纳米酶是一种能够催化生物底物的纳米材料,其反应动力学与天然酶相似。近年来,纳米酶杀灭细菌的应用越来越广泛。例如,V2O5纳米线和CeO2基纳米棒具有类似卤过氧化物酶的活性,它们能够产生低卤酸来破坏微生物群体感应,最终抑制细菌生物膜。具有氧化酶活性的Co4S3/Co(OH)2杂化纳米管可以产生超氧阴离子自由基来抑制多个细菌菌株的生长。此外,石墨烯量子点和MoS2纳米粒子已被证明具有过氧化物酶活性,并被用于催化H2O2生成羟基自由基用于伤口消毒。这些研究在抑菌方面显示了良好的作用,对现代社会人类大健康事业的发展起到了积极的推动作用。
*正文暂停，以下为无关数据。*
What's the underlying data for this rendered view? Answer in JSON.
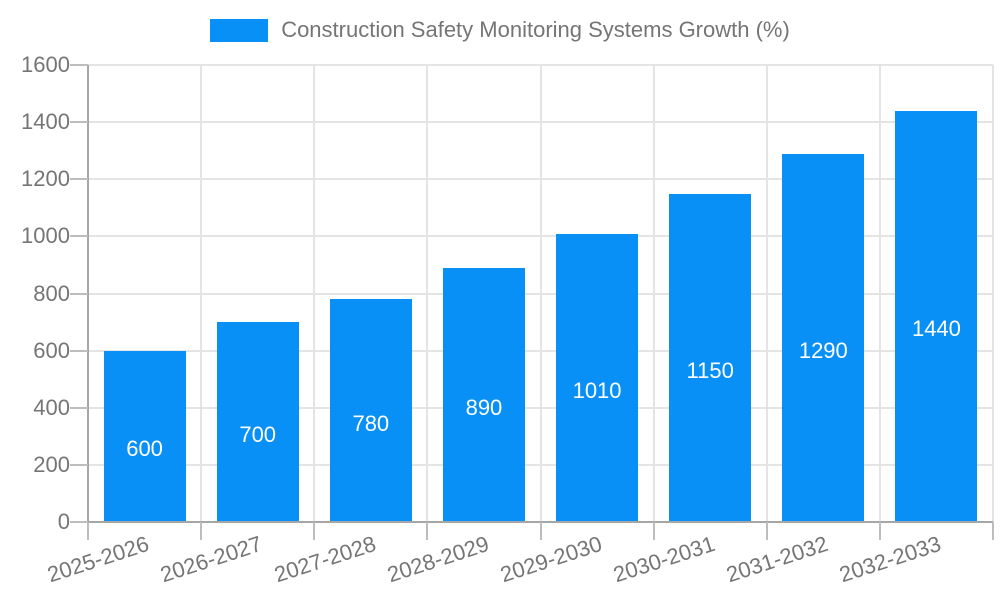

虽然纳米酶已经取得了巨大的进展,但是催化活性低,稳定性差等限制了纳米材料人工模拟酶的发展,稳定性差主要是因为纳米粒分布不均匀,容易聚集,催化活性低主要是对催化环境有一定的要求,例如:纳米金只有在碱性条件下,才表现出固有的类过氧化氢酶催化活性,而细菌感染部位微环境为弱酸性。此外制备稳定的纳米材料往往需要相对复杂的步骤,这些都限制了纳米酶在医学科学中的进一步应用。
发明内容
为了制备稳定的MnO2纳米酶,本发明采用油酸纳米乳液模板法,合成了 OA-MnO2抗菌金属纳米酶,本发明制备的抗菌金属纳米酶具有良好的氧化物酶活性,在抑菌、杀菌领域均有广泛的应用前景。
抗菌金属纳米酶OA-MnO2的制备方法,步骤如下:
(1)将200μL油酸溶于7mL无水乙醇,快速注入60℃水浴加热的超纯水中剧烈搅拌,制得油酸纳米乳液;
油酸纳米乳液水合粒径188.2±42.6nm,电位0.131±2.27mV。
(2)将不同质量(10mg-70mg)高锰酸钾溶于水中,快速注入步骤(1) 剧烈搅拌的油酸乳液中,白色乳液由紫罗兰色变成酒红色,继续搅拌,直至溶液变成棕色,得到稳定的OA-MnO2纳米粒。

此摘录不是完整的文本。